Many of the usability (testing) metrics for software is based on research conducted several years ago (Mayhew, 1992; Nielsen, 1993; Whiteside, Bennet, & Holtzblatt, 1988). Still very useful today, it is equally effective for measuring usability for most products or services from cell phones and computers to websites and software. These usability metrics are the big three Es further refined:


  • Percent of tasks completed
  • Ratio of successes to failures
  • Workload
  • Number of features or commands used


  • Time to complete a task
  • Time to learn
  • Time spent on errors
  • Percent or number of errors
  • Frequency of help or documentation use
  • Number of repetition or failed commands

User Satisfaction

  • Rating scale for usefulness of the product or service
  • Rating scale for satisfaction with functions and features
  • Number of times user expresses frustration or anger
  • Rating scale for user versus technological control of task
  • Perception that the technology supports tasks as needed by the user

Use of the big three Es can enhance the results and improve the final smart phone software products we are developing as class assignments.
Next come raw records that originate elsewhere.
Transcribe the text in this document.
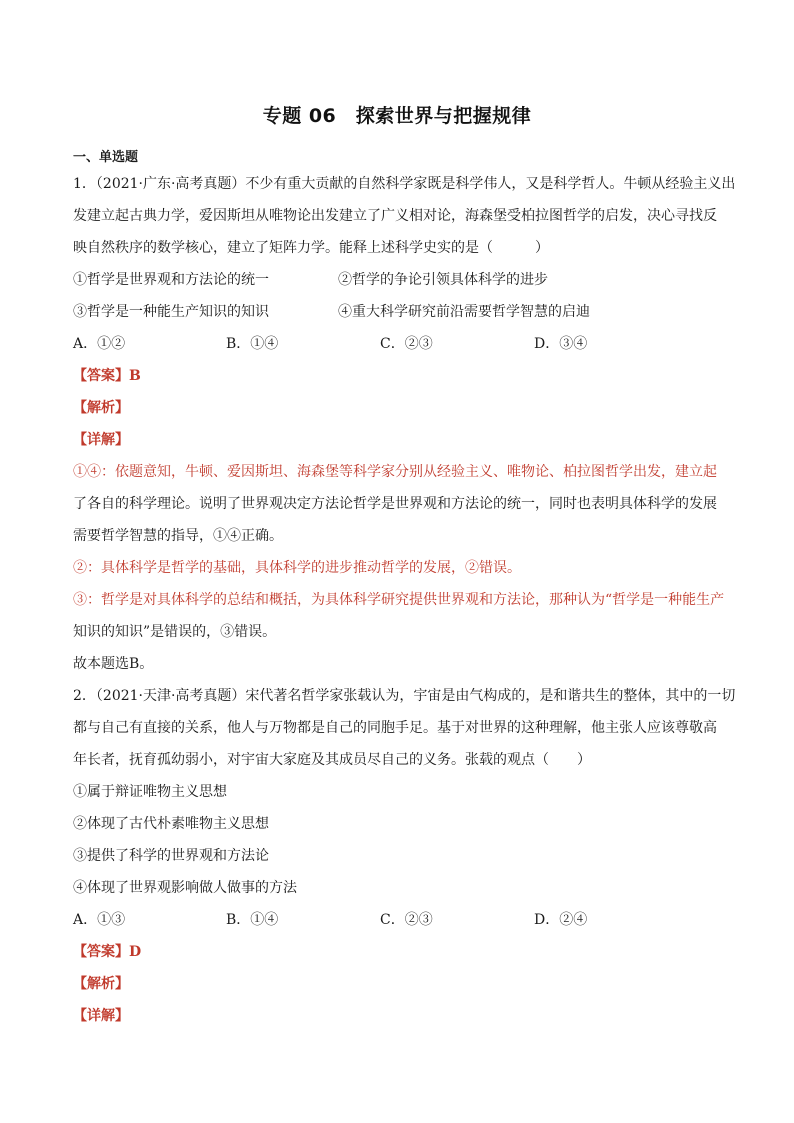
专题 06　探索世界与把握规律
一、单选题
1．（2021·广东·高考真题）不少有重大贡献的自然科学家既是科学伟人，又是科学哲人。牛顿从经验主义出
发建立起古典力学，爱因斯坦从唯物论出发建立了广义相对论，海森堡受柏拉图哲学的启发，决心寻找反
映自然秩序的数学核心，建立了矩阵力学。能释上述科学史实的是（　　　）
①哲学是世界观和方法论的统一	②哲学的争论引领具体科学的进步
③哲学是一种能生产知识的知识	④重大科学研究前沿需要哲学智慧的启迪
A．①②	B．①④	C．②③	D．③④
【答案】B
【解析】
【详解】
①④：依题意知，牛顿、爱因斯坦、海森堡等科学家分别从经验主义、唯物论、柏拉图哲学出发，建立起
了各自的科学理论。说明了世界观决定方法论哲学是世界观和方法论的统一，同时也表明具体科学的发展
需要哲学智慧的指导，①④正确。
②：具体科学是哲学的基础，具体科学的进步推动哲学的发展，②错误。
③：哲学是对具体科学的总结和概括，为具体科学研究提供世界观和方法论，那种认为“哲学是一种能生产
知识的知识”是错误的，③错误。
故本题选B。
2．（2021·天津·高考真题）宋代著名哲学家张载认为，宇宙是由气构成的，是和谐共生的整体，其中的一切
都与自己有直接的关系，他人与万物都是自己的同胞手足。基于对世界的这种理解，他主张人应该尊敬高
年长者，抚育孤幼弱小，对宇宙大家庭及其成员尽自己的义务。张载的观点（　　）
①属于辩证唯物主义思想
②体现了古代朴素唯物主义思想
③提供了科学的世界观和方法论
④体现了世界观影响做人做事的方法
A．①③	B．①④	C．②③	D．②④
【答案】D
【解析】
【详解】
While the misuse of metrics should be avoided (i.e., using metrics where non are needed, presenting too much data at once measuring too much at one or over-relying on a single metric), properly developed and evaluated usability (testing) metrics are cost and time effective, address a wide variety of issues and can be understood and appreciated by management and other decision-makers.

Useful Links:

Jakob Nielsen’s Alertbox, January 21, 2001:

Usability Metrics

NASA Usability Testing Handbook



  1. Jeff, I enjoyed your blog posting about the various types of metrics that can be used in usability testing. You mentioned that one advantage of metrics is that they can “be understood and appreciated by management”. I relate very well to that advantage from experience. Managers are very wary of spending money on what they view as frills and extras, and they can easily view usability testing as such. Conversely, managers respond positively to figures and measures. So the use of metrics to show the increase in tasks completed or the reduction in time needed to get work done goes down very well and persuasively with the decision makers in top management.